Elderly and disabled people who missed the deadline to enroll for the new Medicare drug benefit would not pay a penalty if they signed up later this year under legislation that Senate sponsors predicted would gain swift approval.

The deadline for signing up for Medicare drug coverage this year ended at midnight Monday.

Now that the deadline has passed, more Republican lawmakers are willing to go public with their opposition to penalizing those who decided to wait.

Click here for more information about the Medicare drug benefit.

Sen. Charles Grassley, R-Iowa, chairman of the Senate Finance Committee, said that waiving the penalty would encourage more Medicare beneficiaries to enroll in the program. He said that he would try to get the Senate to take up the measure within days.

However, the Bush administration responded to the bill by calling for patience from lawmakers until final enrollment numbers are determined.

"We don't have complete information yet," said Mike Leavitt, secretary of Health and Human Services.

That did not stop Leavitt from declaring enrollment efforts a success. He predicted the final days of the sign-up period would mean that about 38 million beneficiaries out of nearly 43 million would have some prescription drug coverage this year, either through Medicare, their employer or through another government program.

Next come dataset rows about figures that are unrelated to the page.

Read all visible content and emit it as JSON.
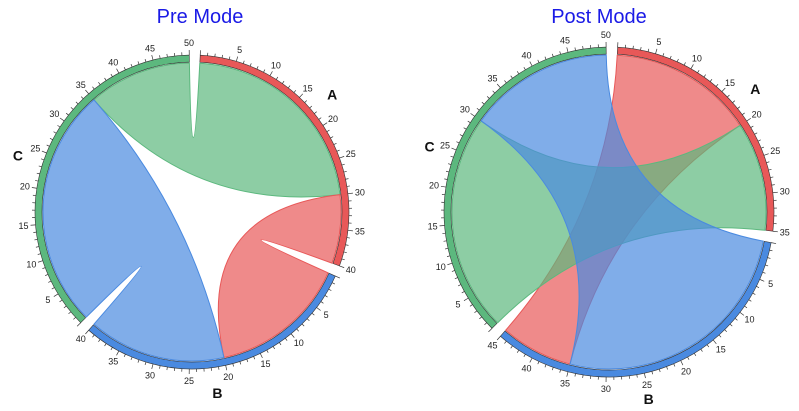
{
  "chart_data": [
    {
      "type": "chord",
      "title": "Pre Mode",
      "groups": [
        {
          "name": "A",
          "color": "#e85858",
          "max": 40,
          "ticks": [
            5,
            10,
            15,
            20,
            25,
            30,
            35,
            40
          ]
        },
        {
          "name": "B",
          "color": "#4a8ae0",
          "max": 40,
          "ticks": [
            5,
            10,
            15,
            20,
            25,
            30,
            35,
            40
          ]
        },
        {
          "name": "C",
          "color": "#5cb87e",
          "max": 50,
          "ticks": [
            5,
            10,
            15,
            20,
            25,
            30,
            35,
            40,
            45,
            50
          ]
        }
      ],
      "chords": [
        {
          "source": "C",
          "source_range": [
            35,
            50
          ],
          "target": "A",
          "target_range": [
            0,
            30
          ],
          "color": "#5cb87e"
        },
        {
          "source": "A",
          "source_range": [
            30,
            40
          ],
          "target": "B",
          "target_range": [
            0,
            20
          ],
          "color": "#e85858"
        },
        {
          "source": "B",
          "source_range": [
            20,
            40
          ],
          "target": "C",
          "target_range": [
            0,
            35
          ],
          "color": "#4a8ae0"
        }
      ]
    },
    {
      "type": "chord",
      "title": "Post Mode",
      "groups": [
        {
          "name": "A",
          "color": "#e85858",
          "max": 35,
          "ticks": [
            5,
            10,
            15,
            20,
            25,
            30,
            35
          ]
        },
        {
          "name": "B",
          "color": "#4a8ae0",
          "max": 45,
          "ticks": [
            5,
            10,
            15,
            20,
            25,
            30,
            35,
            40,
            45
          ]
        },
        {
          "name": "C",
          "color": "#5cb87e",
          "max": 50,
          "ticks": [
            5,
            10,
            15,
            20,
            25,
            30,
            35,
            40,
            45,
            50
          ]
        }
      ],
      "chords": [
        {
          "source": "A",
          "source_range": [
            0,
            20
          ],
          "target": "B",
          "target_range": [
            35,
            45
          ],
          "color": "#e85858"
        },
        {
          "source": "A",
          "source_range": [
            20,
            35
          ],
          "target": "C",
          "target_range": [
            0,
            30
          ],
          "color": "#5cb87e"
        },
        {
          "source": "B",
          "source_range": [
            0,
            35
          ],
          "target": "C",
          "target_range": [
            30,
            50
          ],
          "color": "#4a8ae0"
        }
      ]
    }
  ],
  "panels": {
    "left": {
      "title": "Pre Mode"
    },
    "right": {
      "title": "Post Mode"
    }
  }
}
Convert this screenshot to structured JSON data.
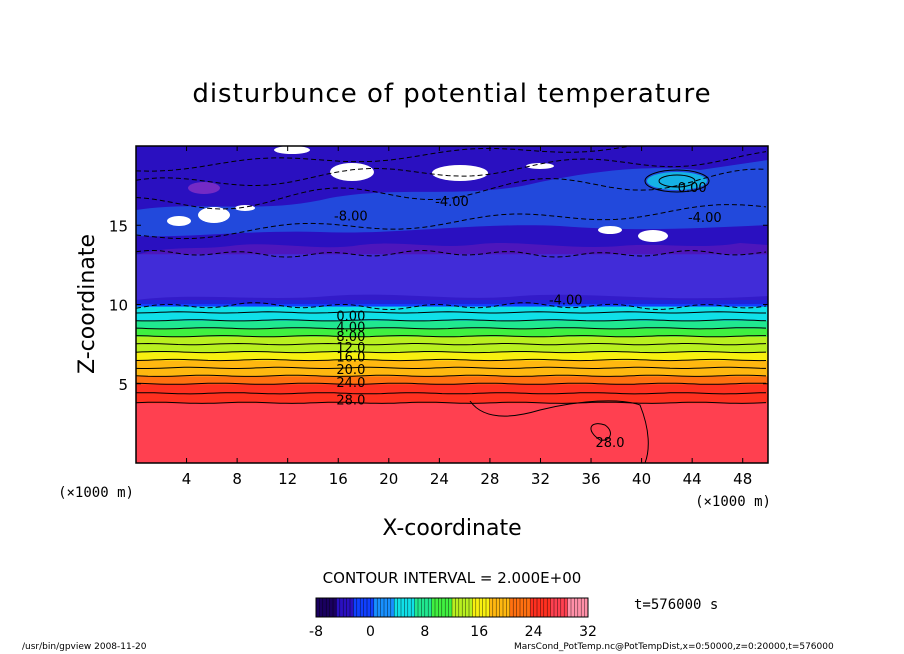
{
  "chart_data": {
    "type": "heatmap",
    "title": "disturbunce of potential temperature",
    "xlabel": "X-coordinate",
    "ylabel": "Z-coordinate",
    "x_unit": "(×1000 m)",
    "z_unit": "(×1000 m)",
    "xlim": [
      0,
      50
    ],
    "ylim": [
      0,
      20
    ],
    "x_ticks": [
      4,
      8,
      12,
      16,
      20,
      24,
      28,
      32,
      36,
      40,
      44,
      48
    ],
    "y_ticks": [
      5,
      10,
      15
    ],
    "contour_interval_label": "CONTOUR INTERVAL = 2.000E+00",
    "time_label": "t=576000 s",
    "colorbar": {
      "min": -8,
      "max": 32,
      "ticks": [
        -8,
        0,
        8,
        16,
        24,
        32
      ],
      "colors": [
        "#1a0060",
        "#2a10c0",
        "#1040ff",
        "#1890ff",
        "#10e0e8",
        "#20e890",
        "#40f040",
        "#b8f020",
        "#f8f010",
        "#ffb810",
        "#ff7010",
        "#ff3020",
        "#ff4050",
        "#ff90a8"
      ]
    },
    "layers": [
      {
        "z_min": 0,
        "z_max": 3.8,
        "value": 29
      },
      {
        "z_min": 3.8,
        "z_max": 4.4,
        "value": 26
      },
      {
        "z_min": 4.4,
        "z_max": 5.0,
        "value": 24
      },
      {
        "z_min": 5.0,
        "z_max": 5.5,
        "value": 22
      },
      {
        "z_min": 5.5,
        "z_max": 6.0,
        "value": 20
      },
      {
        "z_min": 6.0,
        "z_max": 6.5,
        "value": 18
      },
      {
        "z_min": 6.5,
        "z_max": 7.0,
        "value": 16
      },
      {
        "z_min": 7.0,
        "z_max": 7.5,
        "value": 14
      },
      {
        "z_min": 7.5,
        "z_max": 8.0,
        "value": 12
      },
      {
        "z_min": 8.0,
        "z_max": 8.5,
        "value": 10
      },
      {
        "z_min": 8.5,
        "z_max": 9.0,
        "value": 8
      },
      {
        "z_min": 9.0,
        "z_max": 9.5,
        "value": 6
      },
      {
        "z_min": 9.5,
        "z_max": 9.9,
        "value": 4
      },
      {
        "z_min": 9.9,
        "z_max": 13.2,
        "value": -2
      },
      {
        "z_min": 13.2,
        "z_max": 20,
        "value": -4
      }
    ],
    "contour_labels": [
      {
        "text": "-8.00",
        "x": 17,
        "z": 15.3
      },
      {
        "text": "-4.00",
        "x": 25,
        "z": 16.2
      },
      {
        "text": "0.00",
        "x": 44,
        "z": 17.1
      },
      {
        "text": "-4.00",
        "x": 45,
        "z": 15.2
      },
      {
        "text": "-4.00",
        "x": 34,
        "z": 10.0
      },
      {
        "text": "0.00",
        "x": 17,
        "z": 9.0
      },
      {
        "text": "4.00",
        "x": 17,
        "z": 8.3
      },
      {
        "text": "8.00",
        "x": 17,
        "z": 7.7
      },
      {
        "text": "12.0",
        "x": 17,
        "z": 7.0
      },
      {
        "text": "16.0",
        "x": 17,
        "z": 6.4
      },
      {
        "text": "20.0",
        "x": 17,
        "z": 5.6
      },
      {
        "text": "24.0",
        "x": 17,
        "z": 4.8
      },
      {
        "text": "28.0",
        "x": 17,
        "z": 3.7
      },
      {
        "text": "28.0",
        "x": 37.5,
        "z": 1.0
      }
    ]
  },
  "footer": {
    "left": "/usr/bin/gpview  2008-11-20",
    "right": "MarsCond_PotTemp.nc@PotTempDist,x=0:50000,z=0:20000,t=576000"
  }
}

"This was a remarkable American moment, a de Tocqueville moment," Leavitt said.

Mark McClellan, administrator for the Centers for Medicare and Medicaid Services, said about 872,000 enrollments were processed in the final week of the sign-up period, and those numbers did not include the surge in the final 72 hours. He said that 143,000 people tried to enroll through the Internet on Monday alone.

Operators took calls from more than 640,000 people that day, he said. Those callers experienced an average wait time of about 12 minutes and 30 seconds before they could get through.

Among those who declined to enroll are an estimated 3 million who would qualify for extra help because of their income. The administration has already exempted them from the enrollment deadline as well as the late-enrollment penalty. That would leave at least 1.5 million people who would be subject to the penalty.

Sen. Max Baucus, D-Mont., said senior citizens had so many choices when it came to private plans offering drug coverage that some were reluctant to make a choice that could have been a bad one.

"Whatever the reason, I believe it's time to cut seniors a little slack," Baucus said.

Now that the first open enrollment period for the drug benefit has expired, beneficiaries -- with the exception of low-income people eligible for extra help -- cannot enroll in a plan until Nov. 15. Once their coverage began next Jan. 1, they would have to pay higher monthly premiums as a penalty for not enrolling earlier. The penalty equals 1 percent of the national average premium for each month of delay, or an additional fee of about $2.50 per month.

"I'll take anything I can get, and eliminating a 7 percent penalty on senior citizens' premium payments, that is not just for one year but that is forever, is clearly in the interest of our senior citizens," said Sen. Bill Nelson, D-Fla.

The senators who called for doing away with the late enrollment penalty said it would reduce payments to the government by about $1.7 billion over five years. They would make up for that loss by reducing the amount of money placed in a fund that encourages insurers' to participate in managed care for seniors. Some lawmakers argue that payments to the insurers are already more than adequate, and they would not be harmed through a reduction in the fund.

McClellan, however, voiced reluctance to that proposal. He said insurers participating in Medicare Advantage next year would see a smaller increase in their reimbursement rates, and "it doesn't seem like a good time to tighten down further."

The bill in the Senate would provide an additional $18 million for the Senior Health Insurance Assistance Program and Area Agencies on Aging. Lawmakers say both programs will play a crucial role in recruiting more low-income seniors to the drug benefit.